Ensuring your display hardware will not drop

Ensuring your display hardware will not drop

If your Smode GPU frame rate does not drop, your display device may experience issues if it does not support the pixel clock correctly in its EDIDs.
To detect this, use the Glitch layer and reduce its default 100% opacity to avoid hardware damage.
If the glitch frequency is visually stable, your display screen accepts your pixel clock.
If the glitch is not visually stable, it might be a 'ghost frame drop' (aka frame drop not detected by Smode), introduced by your display device's output chain.

This behavior may be due to a display device attempting to reclock the frequency or interpolate it to its native one.
It could also result from signal converters or incorrect EDIDs set in the video matrix.
Otherwise, try using different EDIDs or consider changing your hardware.

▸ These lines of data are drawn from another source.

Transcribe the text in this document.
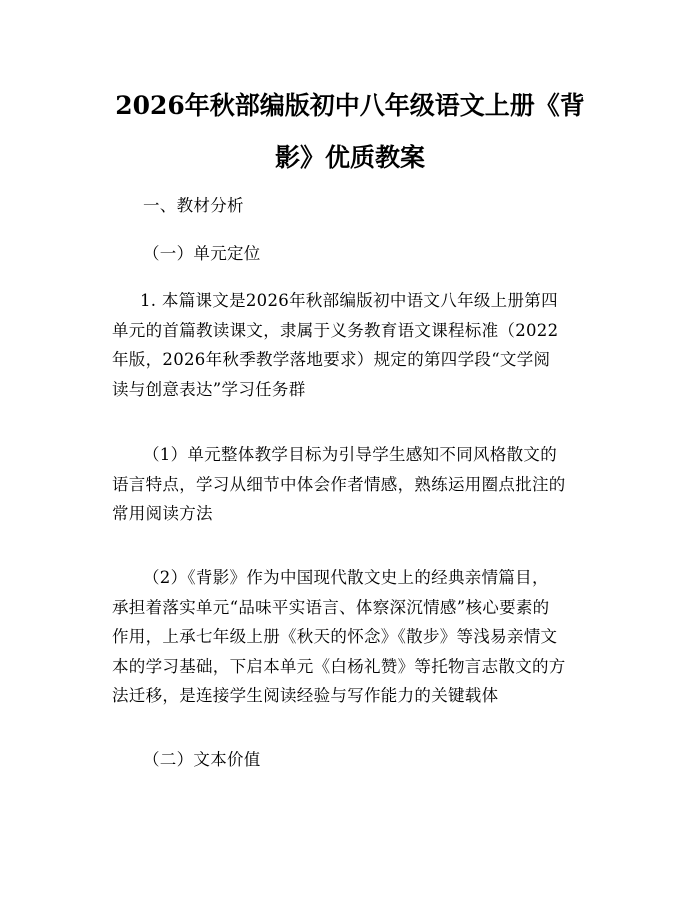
2026年秋部编版初中八年级语文上册《背
影》优质教案

一、教材分析

（一）单元定位

1. 本篇课文是2026年秋部编版初中语文八年级上册第四
单元的首篇教读课文，隶属于义务教育语文课程标准（2022
年版，2026年秋季教学落地要求）规定的第四学段“文学阅
读与创意表达”学习任务群

（1）单元整体教学目标为引导学生感知不同风格散文的
语言特点，学习从细节中体会作者情感，熟练运用圈点批注的
常用阅读方法

（2）《背影》作为中国现代散文史上的经典亲情篇目，
承担着落实单元“品味平实语言、体察深沉情感”核心要素的
作用，上承七年级上册《秋天的怀念》《散步》等浅易亲情文
本的学习基础，下启本单元《白杨礼赞》等托物言志散文的方
法迁移，是连接学生阅读经验与写作能力的关键载体

（二）文本价值
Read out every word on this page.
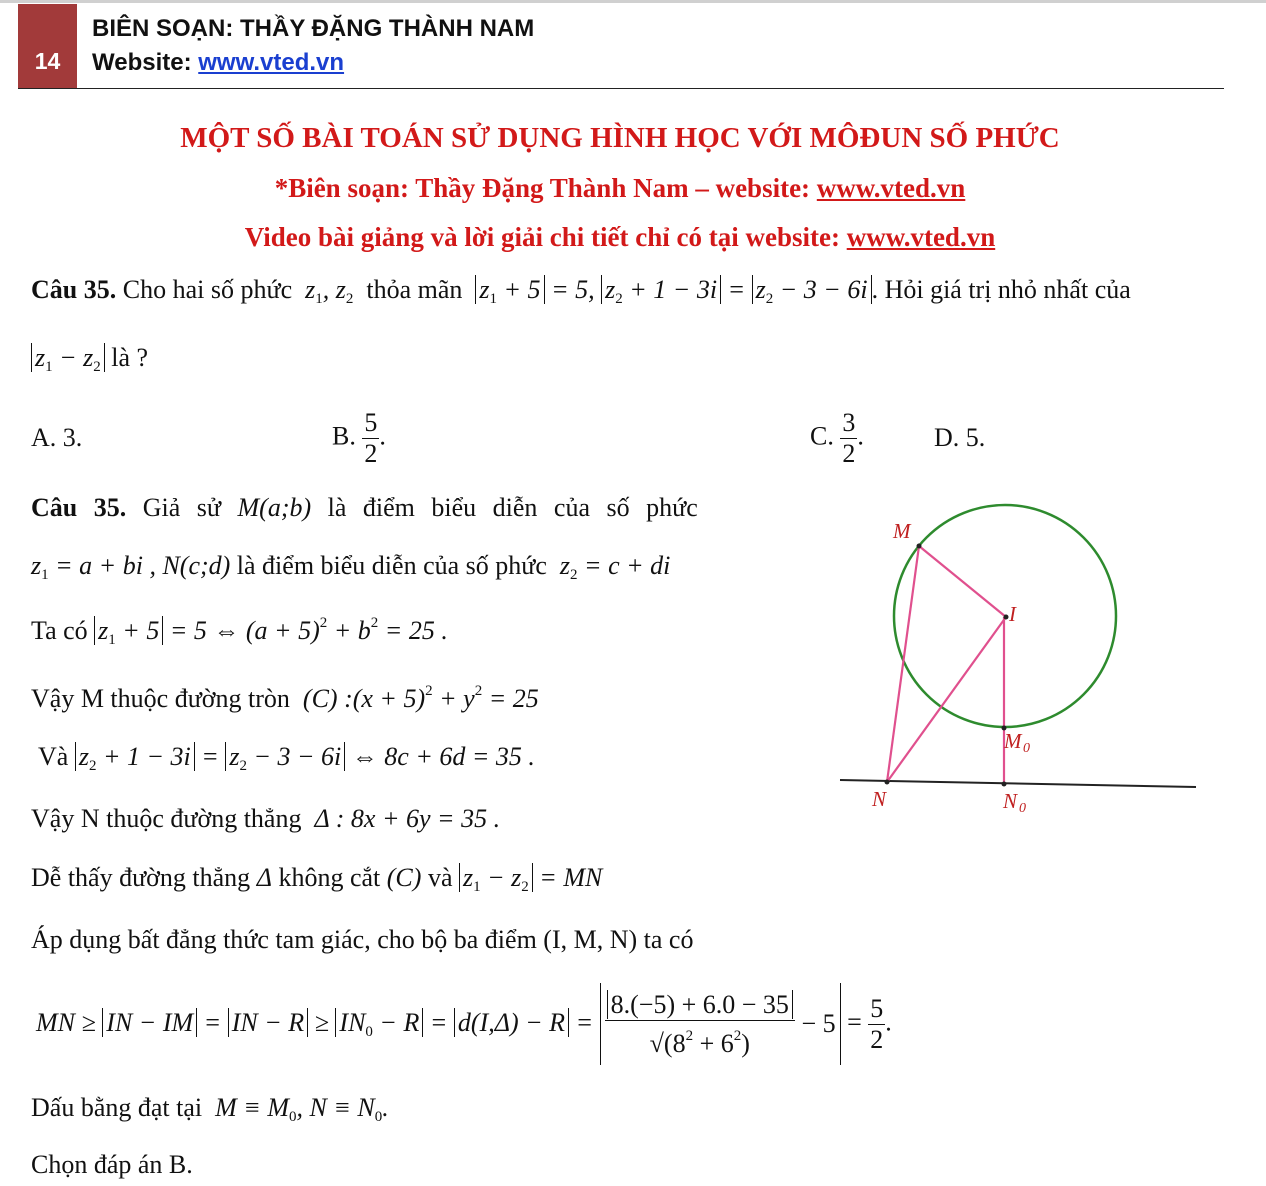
14
BIÊN SOẠN: THẦY ĐẶNG THÀNH NAM
Website: www.vted.vn
MỘT SỐ BÀI TOÁN SỬ DỤNG HÌNH HỌC VỚI MÔĐUN SỐ PHỨC
*Biên soạn: Thầy Đặng Thành Nam – website: www.vted.vn
Video bài giảng và lời giải chi tiết chỉ có tại website: www.vted.vn
Câu 35. Cho hai số phức  $z_1$, $z_2$ thỏa mãn $z_1 + 5 = 5$, $z_2 + 1 - 3i = z_2 - 3 - 6i$ . Hỏi giá trị nhỏ nhất của
$z_1 - z_2$ là ?
A. 3.	B. $\frac{5}{2}$ .	C. $\frac{3}{2}$ .	D. 5.
Câu 35. Giả sử M(a;b) là điểm biểu diễn của số phức
$z_1 = a$ + bi , N(c;d) là điểm biểu diễn của số phức  $z_2 = c$ + di
Ta có $z_1 + 5 = 5$ ⇔ $(a + 5)^2 + b^2 = 25$ .
Vậy M thuộc đường tròn  (C) :(x + $5)^2 + y^2 = 25$
Và $z_2 + 1 - 3i = z_2 - 3 - 6i$ ⇔ 8c + 6d = 35 .
Vậy N thuộc đường thẳng  Δ : 8x + 6y = 35 .
Dễ thấy đường thẳng Δ không cắt (C) và $z_1 - z_2$ = MN
Áp dụng bất đẳng thức tam giác, cho bộ ba điểm (I, M, N) ta có
MN ≥ IN − IM = IN − $R \ge IN_0 - R = d(I,\Delta) - R = \frac{8.(-5) + 6.0 - 35}{√(8^2 + 6^2)} - 5 = \frac{5}{2}$ .
Dấu bằng đạt tại  $M \equiv M_0$, $N \equiv N_0$.
Chọn đáp án B.
M
I
M 0
N	N 0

Smode does not have frame drop, display device correctly support glitch, but it is not enough on multi GPU

First of all, check the Requirements topic.
Due to Windows Desktop Compositing (WDM), the entire desktop is refreshed (presented) simultaneously. In the case of multiple GPUs, the driver must ensure that all applications on all displays present in a synchronized manner.
Using the same and strictly equal EDID pixel clock on different displays connected to different GPUs is subject to a small clock drift between GPUs. This can introduce sporadic ghost frame drop issues.
Note that using custom EDIDs with small differences helps to reproduce this issue in a more deterministic way. Mixing 50.00Hz and 50.01Hz EDIDs will allow this issue to be reproduced every 10 seconds. The more the EDID frequencies are equal, the longer the delay to reproduce the issue, and its duration will grow.